The award is presented to an APABA attorney who has exhibited a commitment to public service through public sector work or a substantial commitment to community service. It is accompanied by a stipend intended to go toward CLE or repaying law school loans.

“John is an extremely bright and hard-working attorney from my office’s Criminal Appeals Section,” Coffman said. “As we celebrate Law Day today, it is fitting to recognize his accomplishments in many high-profile cases, as well as the ways in which he has protected our communities and preserved our freedoms. John's recent work defending Colorado's law that outlaws human smuggling not only preserved our state's law, but the basic human dignity that Governor Carr challenged Coloradans to embrace.”

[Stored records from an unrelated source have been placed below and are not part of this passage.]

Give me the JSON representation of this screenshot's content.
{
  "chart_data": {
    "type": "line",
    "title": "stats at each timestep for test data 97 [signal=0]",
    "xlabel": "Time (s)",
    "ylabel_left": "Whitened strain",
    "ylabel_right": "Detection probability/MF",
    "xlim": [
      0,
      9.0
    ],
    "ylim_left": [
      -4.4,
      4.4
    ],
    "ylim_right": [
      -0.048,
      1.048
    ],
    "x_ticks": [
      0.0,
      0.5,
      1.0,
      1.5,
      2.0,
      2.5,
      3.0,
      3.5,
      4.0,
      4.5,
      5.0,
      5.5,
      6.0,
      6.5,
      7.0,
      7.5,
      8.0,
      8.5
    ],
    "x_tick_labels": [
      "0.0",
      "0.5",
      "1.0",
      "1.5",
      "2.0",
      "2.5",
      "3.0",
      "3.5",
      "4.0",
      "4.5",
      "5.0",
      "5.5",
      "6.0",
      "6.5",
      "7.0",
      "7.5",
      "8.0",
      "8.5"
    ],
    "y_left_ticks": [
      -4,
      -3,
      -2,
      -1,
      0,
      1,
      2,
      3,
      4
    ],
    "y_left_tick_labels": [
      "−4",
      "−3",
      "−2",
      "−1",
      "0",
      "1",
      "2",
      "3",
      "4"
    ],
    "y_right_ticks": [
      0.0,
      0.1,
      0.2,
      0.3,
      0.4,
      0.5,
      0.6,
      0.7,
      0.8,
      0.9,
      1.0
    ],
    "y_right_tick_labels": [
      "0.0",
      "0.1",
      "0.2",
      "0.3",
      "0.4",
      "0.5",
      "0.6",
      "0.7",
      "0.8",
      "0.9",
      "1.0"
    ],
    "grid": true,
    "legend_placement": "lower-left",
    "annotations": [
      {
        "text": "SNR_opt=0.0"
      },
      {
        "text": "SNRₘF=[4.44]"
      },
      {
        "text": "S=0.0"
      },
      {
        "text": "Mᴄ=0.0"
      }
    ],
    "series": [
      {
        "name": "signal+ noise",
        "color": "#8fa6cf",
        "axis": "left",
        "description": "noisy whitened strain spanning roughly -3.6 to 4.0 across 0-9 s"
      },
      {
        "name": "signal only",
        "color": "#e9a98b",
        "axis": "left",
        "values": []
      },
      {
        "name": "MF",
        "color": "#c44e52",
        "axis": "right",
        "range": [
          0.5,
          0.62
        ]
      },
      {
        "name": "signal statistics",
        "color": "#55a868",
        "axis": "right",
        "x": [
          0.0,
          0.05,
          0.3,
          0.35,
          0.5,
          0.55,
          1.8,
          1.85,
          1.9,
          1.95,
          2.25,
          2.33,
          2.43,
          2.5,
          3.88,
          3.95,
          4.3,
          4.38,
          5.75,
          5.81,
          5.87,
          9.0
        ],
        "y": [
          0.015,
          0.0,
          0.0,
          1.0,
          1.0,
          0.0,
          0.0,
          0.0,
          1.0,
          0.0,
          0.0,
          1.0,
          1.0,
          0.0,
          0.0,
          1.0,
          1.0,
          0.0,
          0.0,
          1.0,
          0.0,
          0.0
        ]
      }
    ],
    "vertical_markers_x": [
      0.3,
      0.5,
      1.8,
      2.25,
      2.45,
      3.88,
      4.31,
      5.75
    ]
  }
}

Since graduating from Georgetown Law in 2006, Lee has spent nearly his entire career at the Colorado Attorney General’s Office. In that time, he has successfully defended hundreds of convictions in a broad array of cases, including murder, sex assault, child
abuse, and financial fraud. Indeed, his almost-40 published opinions reflect the significant and wide-ranging impact of his work.

In addition to his successful defense of a constitutional challenge to Colorado's human smuggling ban in People v. Fuentes-Espinoza, 2013 COA 1, he also prevailed in the Colorado Supreme Court in People v. Alfaro, 320 P.3d 1191 (Colo. 2014), reinstating the convictions of a dangerous murderer in 2014. And, this past year, he successfully defended the direct appeal of death row inmate Robert Ray’s murder convictions.

The Governor Ralph Carr Award is named for Colorado's 29th Governor who denounced popular anti-Japanese sentiment and urged Coloradans to welcome resettled Japanese-Americans that the Government relocated from the West Coast to a camp at Amache near Granada, Colorado. In a speech defending the rights of the displaced Japanese-Americans, Carr said:

"If you harm them, you must harm me. I was brought up in a small town where I knew the shame and dishonor of race hatred. I grew to despise it because it threatened the happiness of you and you and you."

Carr's urgings for racial tolerance and for protection of the basic rights of the Japanese-Americans generally are thought to have cost him his political career, including his ambition for election to the United States Senate. The Ralph L. Carr Colorado Judicial Center, which houses the state appellate courts and many government offices, is named in his honor.